A Clean Break: A New Strategy For Securing The Realm - Influence

Influence

Brian Whitaker reported in a September 2002 article published in The Guardian that "With several of the Clean Break paper's authors now holding key positions in Washington, the plan for Israel to transcend its foes by reshaping the Middle East looks a good deal more achievable today than it did in 1996. Americans may even be persuaded to give up their lives to achieve it."

In March 2003 Patrick J. Buchanan, referring to the 2003 invasion of Iraq and the report, wrote that "Their plan, which urged Israel to re-establish 'the principle of preemption,' has now been imposed by Perle, Feith, Wurmser & Co. on the United States."

Ian Buruma wrote in August 2003 in the New York Times that:

"Douglas Feith and Richard Perle advised Netanyahu, who was prime minister in 1996, to make 'a clean break' from the Oslo accords with the Palestinians. They also argued that Israeli security would be served best by regime change in surrounding countries. Despite the current mess in Iraq, this is still a commonplace in Washington. In Paul Wolfowitz's words, 'The road to peace in the Middle East goes through Baghdad.' It has indeed become an article of faith (literally in some cases) in Washington that American and Israeli interests are identical, but this was not always so, and 'Jewish interests' are not the main reason for it now."

Buruma continues:

"What we see, then, is not a Jewish conspiracy, but a peculiar alliance of evangelical Christians, foreign-policy hard-liners, lobbyists for the Israeli government and neoconservatives, a number of whom happen to be Jewish. But the Jews among them -- Perle, Wolfowitz, William Kristol, editor of The Weekly Standard, et al. -- are more likely to speak about freedom and democracy than about Halakha (Jewish law). What unites this alliance of convenience is a shared vision of American destiny and the conviction that American force and a tough Israeli line on the Arabs are the best ways to make the United States strong, Israel safe and the world a better place."

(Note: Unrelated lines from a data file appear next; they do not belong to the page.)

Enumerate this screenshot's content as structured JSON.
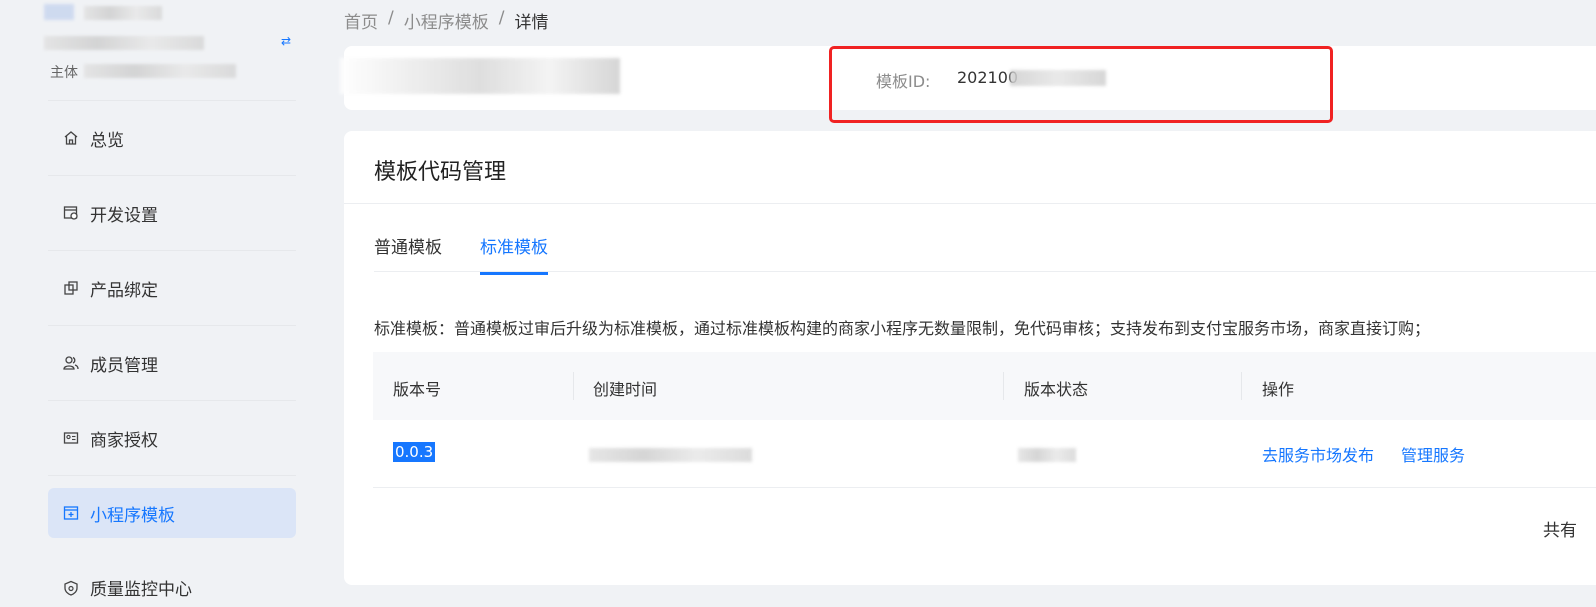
{
  "sidebar": {
    "account_subject_prefix": "主体",
    "items": [
      {
        "label": "总览",
        "icon": "home-icon"
      },
      {
        "label": "开发设置",
        "icon": "settings-window-icon"
      },
      {
        "label": "产品绑定",
        "icon": "link-squares-icon"
      },
      {
        "label": "成员管理",
        "icon": "users-icon"
      },
      {
        "label": "商家授权",
        "icon": "id-card-icon"
      },
      {
        "label": "小程序模板",
        "icon": "template-plus-icon",
        "active": true
      },
      {
        "label": "质量监控中心",
        "icon": "shield-icon"
      }
    ]
  },
  "breadcrumb": {
    "home": "首页",
    "sep": "/",
    "templates": "小程序模板",
    "current": "详情"
  },
  "info": {
    "id_label": "模板ID:",
    "id_value": "202100"
  },
  "card": {
    "title": "模板代码管理",
    "tabs": [
      {
        "label": "普通模板",
        "active": false
      },
      {
        "label": "标准模板",
        "active": true
      }
    ],
    "description": "标准模板：普通模板过审后升级为标准模板，通过标准模板构建的商家小程序无数量限制，免代码审核；支持发布到支付宝服务市场，商家直接订购；"
  },
  "table": {
    "columns": [
      "版本号",
      "创建时间",
      "版本状态",
      "操作"
    ],
    "rows": [
      {
        "version": "0.0.3",
        "actions": [
          "去服务市场发布",
          "管理服务"
        ]
      }
    ]
  },
  "pagination": {
    "total_prefix": "共有"
  },
  "colors": {
    "accent": "#1677ff",
    "highlight_box": "#f02222",
    "active_nav_bg": "#dbe5f7"
  }
}
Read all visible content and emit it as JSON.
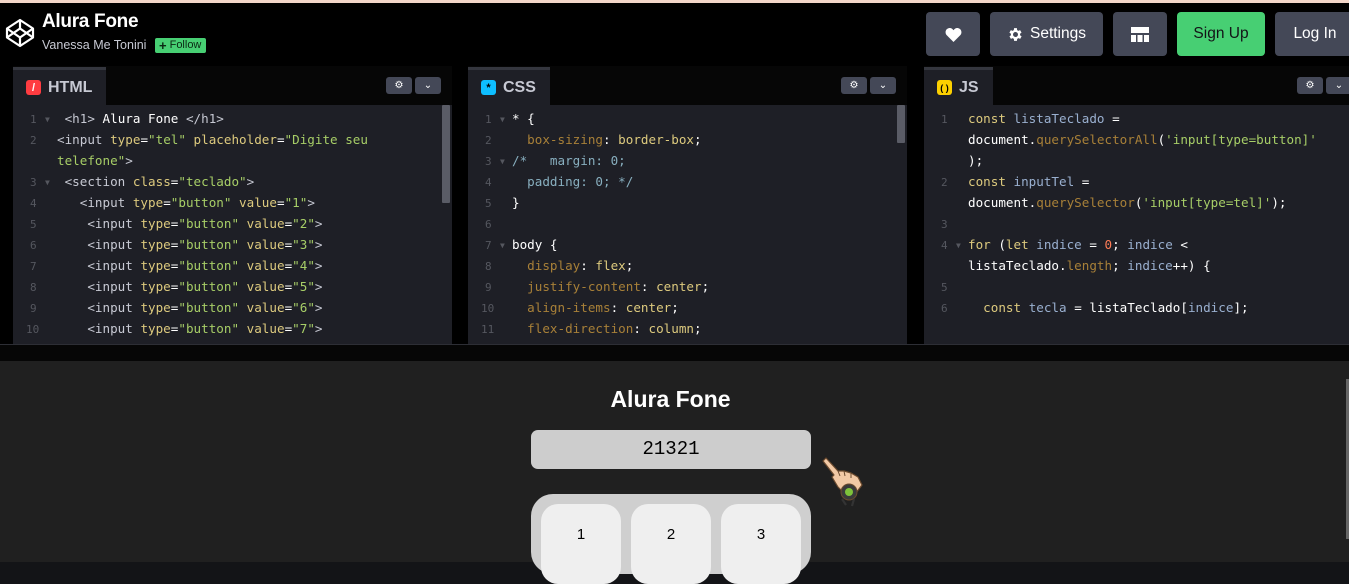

George Packer, in his 2005 non-fiction analysis of the Iraq war The Assassins’ Gate, explicates the Clean Break report "through the lens of Wurmser’s subsequent AEI-published volume, which argued (in 1999) that America’s taking out Saddam would solve Israel’s strategic problems and leave the Palestinians essentially helpless."

In 2006 commentator Karen Kwiatkowski pointed to the similarities between the proposed actions in the Clean Break document and the subsequent 2003 invasion of Iraq. Soon after Phyllis Bennis pointed to the similarities between the proposals in the Clean Break document and the subsequent 2006 Israel-Lebanon conflict.

In 2006 Sidney Blumenthal noted the paper's relevance to potential Israeli bombing of Syria and Iran, writing that "In order to try to understand the neoconservative road map, senior national security professionals have begun circulating among themselves" the Clean Break "neocon manifesto." Soon after "Taki" of The American Conservative wrote that

"recently, Netanyahu suggested that President Bush had assured him Iran will be prevented from going nuclear. I take him at his word. Netanyahu seems to be the main mover in America’s official adoption of the 1996 white paper A Clean Break, authored by him and American fellow neocons, which aimed to aggressively remake the strategic environments of Iraq, Palestine, Lebanon, Syria, and Iran. As they say in boxing circles, three down, two to go."